Lily Allen laughs. She laughs a lot.
All those acerbic, combative comments you see on her Twitter feed? Imagine them with an almighty guffaw at the end – because that’s probably how they were written.
Not that she’s one to shy away from a fight. Her most recent Twitter clash was with Piers Morgan, who called her “reprehensible” for wearing a machine-gun necklace.
“I’ll stop wearing the necklace,” she shot back, “when you apologise for hacking the phones of dead children.”
When Morgan pointed out “that was another newspaper”, Allen reminded him of how he got sacked from the Mirror for publishing hoax photos of the British military.

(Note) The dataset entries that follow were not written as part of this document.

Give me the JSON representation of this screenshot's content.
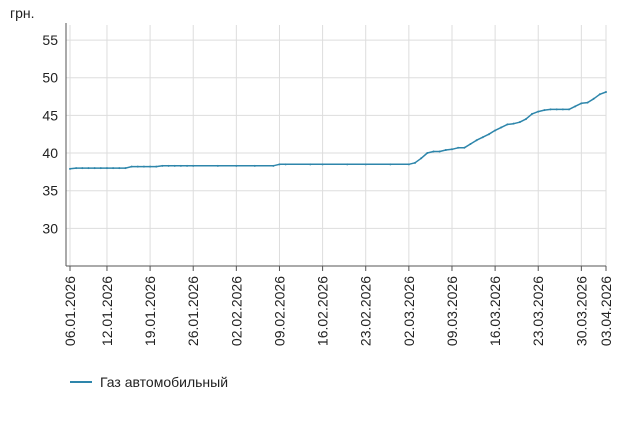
{
  "chart_data": {
    "type": "line",
    "ylabel": "грн.",
    "ylim": [
      25,
      57
    ],
    "yticks": [
      30,
      35,
      40,
      45,
      50,
      55
    ],
    "grid": true,
    "x_tick_labels": [
      "06.01.2026",
      "12.01.2026",
      "19.01.2026",
      "26.01.2026",
      "02.02.2026",
      "09.02.2026",
      "16.02.2026",
      "23.02.2026",
      "02.03.2026",
      "09.03.2026",
      "16.03.2026",
      "23.03.2026",
      "30.03.2026",
      "03.04.2026"
    ],
    "x_tick_dates": [
      "2026-01-06",
      "2026-01-12",
      "2026-01-19",
      "2026-01-26",
      "2026-02-02",
      "2026-02-09",
      "2026-02-16",
      "2026-02-23",
      "2026-03-02",
      "2026-03-09",
      "2026-03-16",
      "2026-03-23",
      "2026-03-30",
      "2026-04-03"
    ],
    "legend_position": "bottom-left",
    "series": [
      {
        "name": "Газ автомобильный",
        "color": "#2E86AB",
        "points": [
          [
            "2026-01-06",
            37.9
          ],
          [
            "2026-01-07",
            38.0
          ],
          [
            "2026-01-08",
            38.0
          ],
          [
            "2026-01-09",
            38.0
          ],
          [
            "2026-01-10",
            38.0
          ],
          [
            "2026-01-11",
            38.0
          ],
          [
            "2026-01-12",
            38.0
          ],
          [
            "2026-01-13",
            38.0
          ],
          [
            "2026-01-14",
            38.0
          ],
          [
            "2026-01-15",
            38.0
          ],
          [
            "2026-01-16",
            38.2
          ],
          [
            "2026-01-17",
            38.2
          ],
          [
            "2026-01-18",
            38.2
          ],
          [
            "2026-01-19",
            38.2
          ],
          [
            "2026-01-20",
            38.2
          ],
          [
            "2026-01-21",
            38.3
          ],
          [
            "2026-01-22",
            38.3
          ],
          [
            "2026-01-23",
            38.3
          ],
          [
            "2026-01-24",
            38.3
          ],
          [
            "2026-01-25",
            38.3
          ],
          [
            "2026-01-26",
            38.3
          ],
          [
            "2026-01-30",
            38.3
          ],
          [
            "2026-02-02",
            38.3
          ],
          [
            "2026-02-05",
            38.3
          ],
          [
            "2026-02-08",
            38.3
          ],
          [
            "2026-02-09",
            38.5
          ],
          [
            "2026-02-10",
            38.5
          ],
          [
            "2026-02-14",
            38.5
          ],
          [
            "2026-02-16",
            38.5
          ],
          [
            "2026-02-20",
            38.5
          ],
          [
            "2026-02-23",
            38.5
          ],
          [
            "2026-02-27",
            38.5
          ],
          [
            "2026-03-02",
            38.5
          ],
          [
            "2026-03-03",
            38.7
          ],
          [
            "2026-03-04",
            39.3
          ],
          [
            "2026-03-05",
            40.0
          ],
          [
            "2026-03-06",
            40.2
          ],
          [
            "2026-03-07",
            40.2
          ],
          [
            "2026-03-08",
            40.4
          ],
          [
            "2026-03-09",
            40.5
          ],
          [
            "2026-03-10",
            40.7
          ],
          [
            "2026-03-11",
            40.7
          ],
          [
            "2026-03-12",
            41.2
          ],
          [
            "2026-03-13",
            41.7
          ],
          [
            "2026-03-14",
            42.1
          ],
          [
            "2026-03-15",
            42.5
          ],
          [
            "2026-03-16",
            43.0
          ],
          [
            "2026-03-17",
            43.4
          ],
          [
            "2026-03-18",
            43.8
          ],
          [
            "2026-03-19",
            43.9
          ],
          [
            "2026-03-20",
            44.1
          ],
          [
            "2026-03-21",
            44.5
          ],
          [
            "2026-03-22",
            45.2
          ],
          [
            "2026-03-23",
            45.5
          ],
          [
            "2026-03-24",
            45.7
          ],
          [
            "2026-03-25",
            45.8
          ],
          [
            "2026-03-26",
            45.8
          ],
          [
            "2026-03-27",
            45.8
          ],
          [
            "2026-03-28",
            45.8
          ],
          [
            "2026-03-29",
            46.2
          ],
          [
            "2026-03-30",
            46.6
          ],
          [
            "2026-03-31",
            46.7
          ],
          [
            "2026-04-01",
            47.2
          ],
          [
            "2026-04-02",
            47.8
          ],
          [
            "2026-04-03",
            48.1
          ]
        ]
      }
    ]
  }
}
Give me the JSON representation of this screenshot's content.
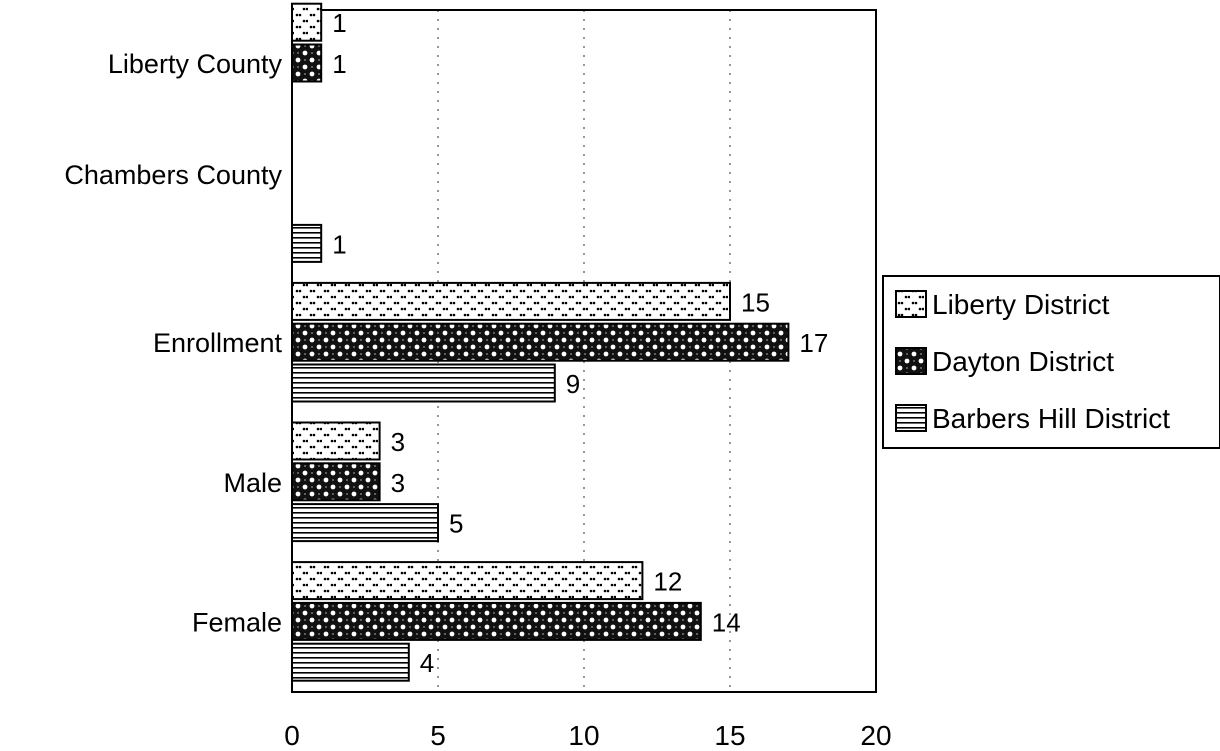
{
  "chart_data": {
    "type": "bar",
    "orientation": "horizontal",
    "categories": [
      "Liberty County",
      "Chambers County",
      "Enrollment",
      "Male",
      "Female"
    ],
    "series": [
      {
        "name": "Liberty District",
        "values": [
          1,
          null,
          15,
          3,
          12
        ],
        "pattern": "dots"
      },
      {
        "name": "Dayton District",
        "values": [
          1,
          null,
          17,
          3,
          14
        ],
        "pattern": "dark-speckle"
      },
      {
        "name": "Barbers Hill District",
        "values": [
          null,
          1,
          9,
          5,
          4
        ],
        "pattern": "horizontal-lines"
      }
    ],
    "xlim": [
      0,
      20
    ],
    "xticks": [
      0,
      5,
      10,
      15,
      20
    ],
    "title": "",
    "xlabel": "",
    "ylabel": "",
    "grid": "x",
    "legend": "right"
  }
}
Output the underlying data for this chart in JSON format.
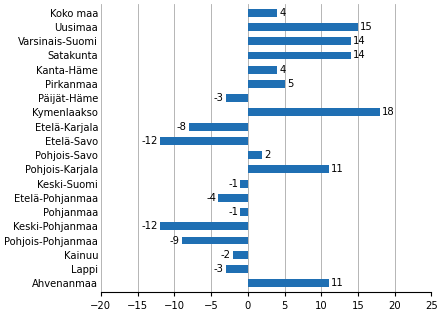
{
  "categories": [
    "Koko maa",
    "Uusimaa",
    "Varsinais-Suomi",
    "Satakunta",
    "Kanta-Häme",
    "Pirkanmaa",
    "Päijät-Häme",
    "Kymenlaakso",
    "Etelä-Karjala",
    "Etelä-Savo",
    "Pohjois-Savo",
    "Pohjois-Karjala",
    "Keski-Suomi",
    "Etelä-Pohjanmaa",
    "Pohjanmaa",
    "Keski-Pohjanmaa",
    "Pohjois-Pohjanmaa",
    "Kainuu",
    "Lappi",
    "Ahvenanmaa"
  ],
  "values": [
    4,
    15,
    14,
    14,
    4,
    5,
    -3,
    18,
    -8,
    -12,
    2,
    11,
    -1,
    -4,
    -1,
    -12,
    -9,
    -2,
    -3,
    11
  ],
  "bar_color": "#1f6fb3",
  "xlim": [
    -20,
    25
  ],
  "xticks": [
    -20,
    -15,
    -10,
    -5,
    0,
    5,
    10,
    15,
    20,
    25
  ],
  "grid_color": "#aaaaaa",
  "label_fontsize": 7.2,
  "value_fontsize": 7.2,
  "tick_fontsize": 7.2,
  "bar_height": 0.55
}
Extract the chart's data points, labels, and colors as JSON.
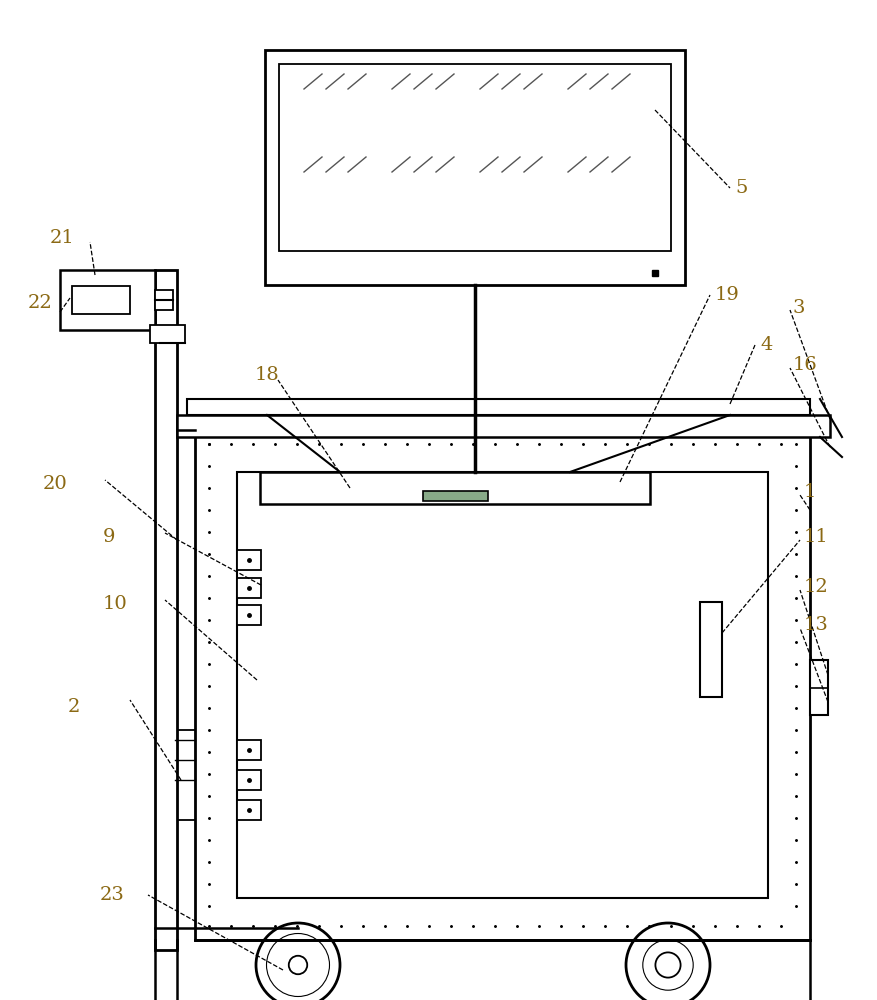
{
  "bg_color": "#ffffff",
  "line_color": "#000000",
  "label_color": "#8B6914",
  "fig_width": 8.77,
  "fig_height": 10.0
}
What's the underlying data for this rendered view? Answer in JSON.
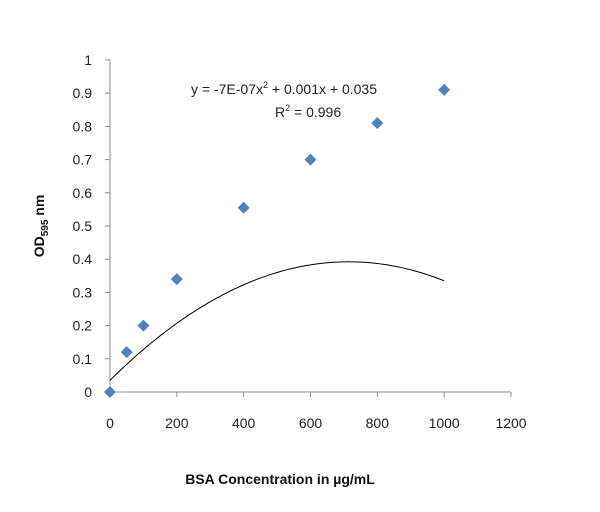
{
  "chart_data": {
    "type": "scatter",
    "title": "",
    "xlabel": "BSA Concentration in µg/mL",
    "ylabel_main": "OD",
    "ylabel_sub": "595",
    "ylabel_unit": " nm",
    "xlim": [
      0,
      1200
    ],
    "ylim": [
      0,
      1
    ],
    "x_ticks": [
      0,
      200,
      400,
      600,
      800,
      1000,
      1200
    ],
    "y_ticks": [
      0,
      0.1,
      0.2,
      0.3,
      0.4,
      0.5,
      0.6,
      0.7,
      0.8,
      0.9,
      1
    ],
    "x_tick_labels": [
      "0",
      "200",
      "400",
      "600",
      "800",
      "1000",
      "1200"
    ],
    "y_tick_labels": [
      "0",
      "0.1",
      "0.2",
      "0.3",
      "0.4",
      "0.5",
      "0.6",
      "0.7",
      "0.8",
      "0.9",
      "1"
    ],
    "grid": false,
    "legend": "none",
    "marker": "diamond",
    "marker_color": "#4f81bd",
    "trendline_color": "#000000",
    "points": [
      {
        "x": 0,
        "y": 0
      },
      {
        "x": 50,
        "y": 0.12
      },
      {
        "x": 100,
        "y": 0.2
      },
      {
        "x": 200,
        "y": 0.34
      },
      {
        "x": 400,
        "y": 0.555
      },
      {
        "x": 600,
        "y": 0.7
      },
      {
        "x": 800,
        "y": 0.81
      },
      {
        "x": 1000,
        "y": 0.91
      }
    ],
    "trendline": {
      "type": "polynomial",
      "coefficients": {
        "a": -7e-07,
        "b": 0.001,
        "c": 0.035
      },
      "x_range": [
        0,
        1000
      ],
      "equation_prefix": "y = -7E-07x",
      "equation_exp": "2",
      "equation_suffix": " + 0.001x + 0.035",
      "r2_prefix": "R",
      "r2_exp": "2",
      "r2_suffix": " = 0.996"
    }
  }
}
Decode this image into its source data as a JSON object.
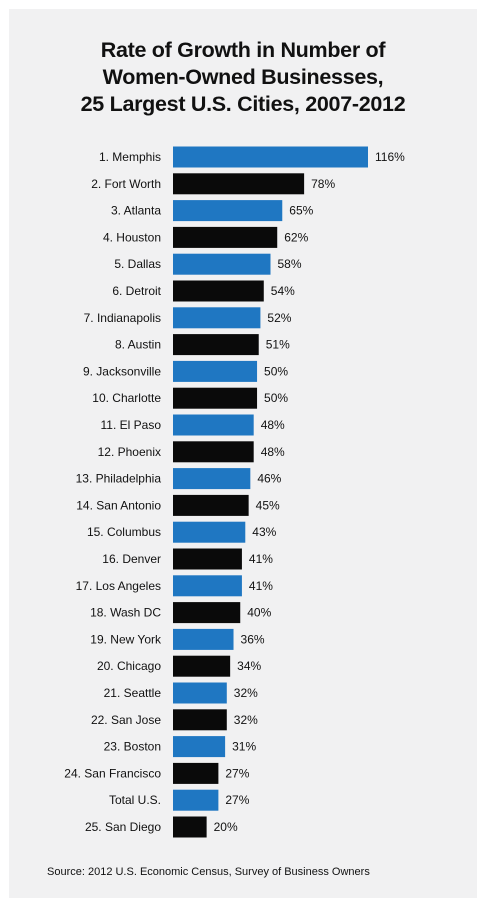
{
  "chart_data": {
    "type": "bar",
    "orientation": "horizontal",
    "title_lines": [
      "Rate of Growth in Number of",
      "Women-Owned Businesses,",
      "25 Largest U.S. Cities, 2007-2012"
    ],
    "categories": [
      "1. Memphis",
      "2. Fort Worth",
      "3. Atlanta",
      "4. Houston",
      "5. Dallas",
      "6. Detroit",
      "7. Indianapolis",
      "8. Austin",
      "9. Jacksonville",
      "10. Charlotte",
      "11. El Paso",
      "12. Phoenix",
      "13. Philadelphia",
      "14. San Antonio",
      "15. Columbus",
      "16. Denver",
      "17. Los Angeles",
      "18. Wash DC",
      "19. New York",
      "20. Chicago",
      "21. Seattle",
      "22. San Jose",
      "23. Boston",
      "24. San Francisco",
      "Total U.S.",
      "25. San Diego"
    ],
    "values": [
      116,
      78,
      65,
      62,
      58,
      54,
      52,
      51,
      50,
      50,
      48,
      48,
      46,
      45,
      43,
      41,
      41,
      40,
      36,
      34,
      32,
      32,
      31,
      27,
      27,
      20
    ],
    "value_labels": [
      "116%",
      "78%",
      "65%",
      "62%",
      "58%",
      "54%",
      "52%",
      "51%",
      "50%",
      "50%",
      "48%",
      "48%",
      "46%",
      "45%",
      "43%",
      "41%",
      "41%",
      "40%",
      "36%",
      "34%",
      "32%",
      "32%",
      "31%",
      "27%",
      "27%",
      "20%"
    ],
    "unit": "%",
    "xlim": [
      0,
      116
    ],
    "grid": false,
    "legend": "none",
    "colors": {
      "blue": "#1f77c2",
      "black": "#0a0a0a"
    },
    "bar_color_pattern": [
      "blue",
      "black"
    ]
  },
  "source": "Source: 2012 U.S. Economic Census, Survey of Business Owners",
  "colors": {
    "panel_background": "#f1f1f2",
    "page_background": "#ffffff",
    "text": "#111111"
  }
}
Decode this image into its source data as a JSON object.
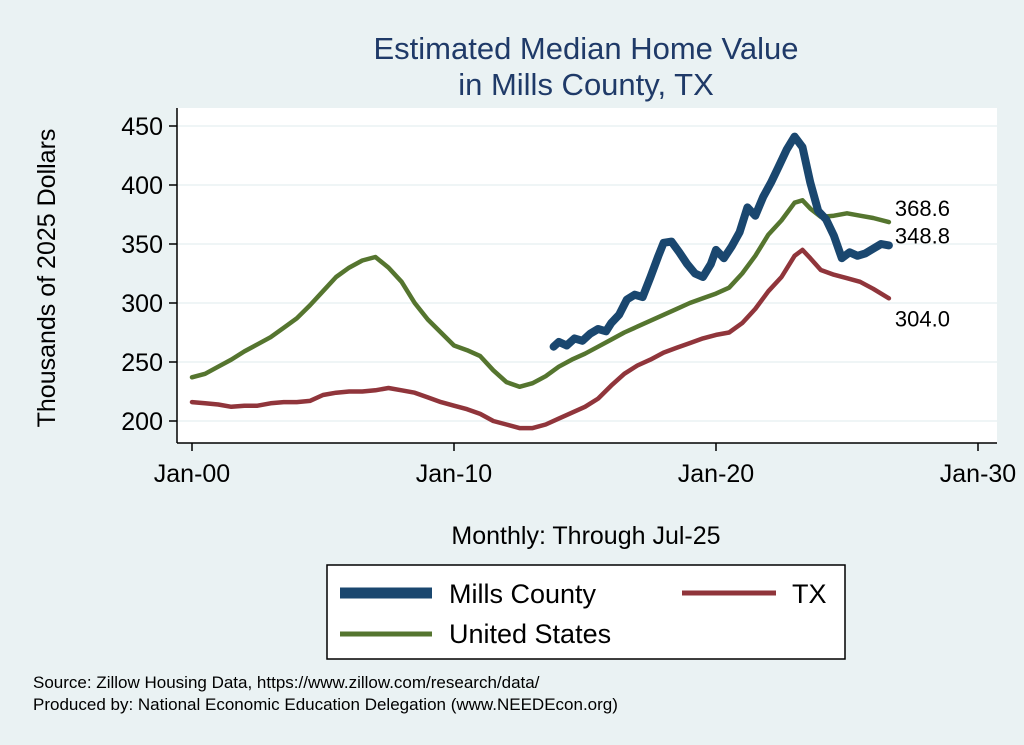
{
  "chart_data": {
    "type": "line",
    "title": [
      "Estimated Median Home Value",
      "in Mills County, TX"
    ],
    "xlabel": "Monthly: Through Jul-25",
    "ylabel": "Thousands of 2025 Dollars",
    "x_ticks": [
      {
        "label": "Jan-00",
        "year": 2000
      },
      {
        "label": "Jan-10",
        "year": 2010
      },
      {
        "label": "Jan-20",
        "year": 2020
      },
      {
        "label": "Jan-30",
        "year": 2030
      }
    ],
    "y_ticks": [
      200,
      250,
      300,
      350,
      400,
      450
    ],
    "xlim": [
      1999.4,
      2030
    ],
    "ylim": [
      188,
      462
    ],
    "grid": true,
    "legend_position": "bottom",
    "series": [
      {
        "name": "Mills County",
        "color": "#1a476f",
        "width": "thick",
        "end_label": "348.8",
        "points": [
          [
            2013.8,
            263
          ],
          [
            2014.0,
            267
          ],
          [
            2014.3,
            264
          ],
          [
            2014.6,
            270
          ],
          [
            2014.9,
            268
          ],
          [
            2015.2,
            274
          ],
          [
            2015.5,
            278
          ],
          [
            2015.8,
            276
          ],
          [
            2016.0,
            283
          ],
          [
            2016.3,
            290
          ],
          [
            2016.6,
            303
          ],
          [
            2016.9,
            307
          ],
          [
            2017.2,
            305
          ],
          [
            2017.5,
            322
          ],
          [
            2017.8,
            340
          ],
          [
            2018.0,
            351
          ],
          [
            2018.3,
            352
          ],
          [
            2018.6,
            343
          ],
          [
            2018.9,
            333
          ],
          [
            2019.2,
            325
          ],
          [
            2019.5,
            322
          ],
          [
            2019.8,
            333
          ],
          [
            2020.0,
            345
          ],
          [
            2020.3,
            338
          ],
          [
            2020.6,
            348
          ],
          [
            2020.9,
            360
          ],
          [
            2021.2,
            381
          ],
          [
            2021.5,
            374
          ],
          [
            2021.8,
            390
          ],
          [
            2022.1,
            402
          ],
          [
            2022.4,
            416
          ],
          [
            2022.7,
            430
          ],
          [
            2023.0,
            441
          ],
          [
            2023.3,
            432
          ],
          [
            2023.6,
            402
          ],
          [
            2023.9,
            378
          ],
          [
            2024.2,
            371
          ],
          [
            2024.5,
            357
          ],
          [
            2024.8,
            338
          ],
          [
            2025.1,
            343
          ],
          [
            2025.4,
            340
          ],
          [
            2025.7,
            342
          ],
          [
            2026.0,
            346
          ],
          [
            2026.3,
            350
          ],
          [
            2026.6,
            348.8
          ]
        ]
      },
      {
        "name": "TX",
        "color": "#90353b",
        "width": "medium",
        "end_label": "304.0",
        "points": [
          [
            2000.0,
            216
          ],
          [
            2000.5,
            215
          ],
          [
            2001.0,
            214
          ],
          [
            2001.5,
            212
          ],
          [
            2002.0,
            213
          ],
          [
            2002.5,
            213
          ],
          [
            2003.0,
            215
          ],
          [
            2003.5,
            216
          ],
          [
            2004.0,
            216
          ],
          [
            2004.5,
            217
          ],
          [
            2005.0,
            222
          ],
          [
            2005.5,
            224
          ],
          [
            2006.0,
            225
          ],
          [
            2006.5,
            225
          ],
          [
            2007.0,
            226
          ],
          [
            2007.5,
            228
          ],
          [
            2008.0,
            226
          ],
          [
            2008.5,
            224
          ],
          [
            2009.0,
            220
          ],
          [
            2009.5,
            216
          ],
          [
            2010.0,
            213
          ],
          [
            2010.5,
            210
          ],
          [
            2011.0,
            206
          ],
          [
            2011.5,
            200
          ],
          [
            2012.0,
            197
          ],
          [
            2012.5,
            194
          ],
          [
            2013.0,
            194
          ],
          [
            2013.5,
            197
          ],
          [
            2014.0,
            202
          ],
          [
            2014.5,
            207
          ],
          [
            2015.0,
            212
          ],
          [
            2015.5,
            219
          ],
          [
            2016.0,
            230
          ],
          [
            2016.5,
            240
          ],
          [
            2017.0,
            247
          ],
          [
            2017.5,
            252
          ],
          [
            2018.0,
            258
          ],
          [
            2018.5,
            262
          ],
          [
            2019.0,
            266
          ],
          [
            2019.5,
            270
          ],
          [
            2020.0,
            273
          ],
          [
            2020.5,
            275
          ],
          [
            2021.0,
            283
          ],
          [
            2021.5,
            295
          ],
          [
            2022.0,
            310
          ],
          [
            2022.5,
            322
          ],
          [
            2023.0,
            340
          ],
          [
            2023.3,
            345
          ],
          [
            2023.6,
            338
          ],
          [
            2024.0,
            328
          ],
          [
            2024.5,
            324
          ],
          [
            2025.0,
            321
          ],
          [
            2025.5,
            318
          ],
          [
            2026.0,
            312
          ],
          [
            2026.6,
            304.0
          ]
        ]
      },
      {
        "name": "United States",
        "color": "#55752f",
        "width": "medium",
        "end_label": "368.6",
        "points": [
          [
            2000.0,
            237
          ],
          [
            2000.5,
            240
          ],
          [
            2001.0,
            246
          ],
          [
            2001.5,
            252
          ],
          [
            2002.0,
            259
          ],
          [
            2002.5,
            265
          ],
          [
            2003.0,
            271
          ],
          [
            2003.5,
            279
          ],
          [
            2004.0,
            287
          ],
          [
            2004.5,
            298
          ],
          [
            2005.0,
            310
          ],
          [
            2005.5,
            322
          ],
          [
            2006.0,
            330
          ],
          [
            2006.5,
            336
          ],
          [
            2007.0,
            339
          ],
          [
            2007.5,
            330
          ],
          [
            2008.0,
            318
          ],
          [
            2008.5,
            300
          ],
          [
            2009.0,
            286
          ],
          [
            2009.5,
            275
          ],
          [
            2010.0,
            264
          ],
          [
            2010.5,
            260
          ],
          [
            2011.0,
            255
          ],
          [
            2011.5,
            243
          ],
          [
            2012.0,
            233
          ],
          [
            2012.5,
            229
          ],
          [
            2013.0,
            232
          ],
          [
            2013.5,
            238
          ],
          [
            2014.0,
            246
          ],
          [
            2014.5,
            252
          ],
          [
            2015.0,
            257
          ],
          [
            2015.5,
            263
          ],
          [
            2016.0,
            269
          ],
          [
            2016.5,
            275
          ],
          [
            2017.0,
            280
          ],
          [
            2017.5,
            285
          ],
          [
            2018.0,
            290
          ],
          [
            2018.5,
            295
          ],
          [
            2019.0,
            300
          ],
          [
            2019.5,
            304
          ],
          [
            2020.0,
            308
          ],
          [
            2020.5,
            313
          ],
          [
            2021.0,
            325
          ],
          [
            2021.5,
            340
          ],
          [
            2022.0,
            358
          ],
          [
            2022.5,
            370
          ],
          [
            2023.0,
            385
          ],
          [
            2023.3,
            387
          ],
          [
            2023.6,
            380
          ],
          [
            2024.0,
            373
          ],
          [
            2024.5,
            374
          ],
          [
            2025.0,
            376
          ],
          [
            2025.5,
            374
          ],
          [
            2026.0,
            372
          ],
          [
            2026.6,
            368.6
          ]
        ]
      }
    ]
  },
  "source": "Source: Zillow Housing Data, https://www.zillow.com/research/data/",
  "producer": "Produced by: National Economic Education Delegation (www.NEEDEcon.org)"
}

Later that day, Allen’s upcoming appearance on Good Morning Britain was cancelled.
So what’s the shortest amount of time that’s elapsed between her sending a tweet and her publicist phoning in a panic?
“I don’t think anyone’s ever called me up like that,” she says.
“The people who work with me know me well enough to realise that if they call up and tell me not to do something, I’m going to do more of it.”
So she tweets about Grenfell, the Calais refugee crisis, Brexit… whatever’s on her mind. Allen has a restless personality, and Twitter keeps her occupied.
“That’s me on holiday: Refreshing Twitter, laying into some racists,” she says, laughing again.
However, laughter is in short supply on Allen’s new album.
Called No Shame, it was written over four years, as Allen dealt with the depression stemming from her divorce from Sam Cooper and a terrifying intrusion from a stalker, who broke into her flat while she was sleeping, pulled off her duvet and threatened her.
It is a heartbreakingly lonely record. “I’m at my worst when I’m alone /Can’t take the peace,” she sings, numbed, on the R&B ballad Everything To Feel Something. “Nothing really moves me any more.”
“I was definitely isolated,” she says of the last four years.
“When me and Sam got together, I very much attached myself to his life. His friends became my friends; his family became my family. So when that stopped, I felt at loss.
“My friends outside of the relationship were, like, my ‘showbiz friends’ and I didn’t want to be in the spotlight at that point.
“Then when the stalker thing happened, I just shut down emotionally in every way. I didn’t feel like I could talk to anyone about what I was going through. I just kind of sat at home being sad.”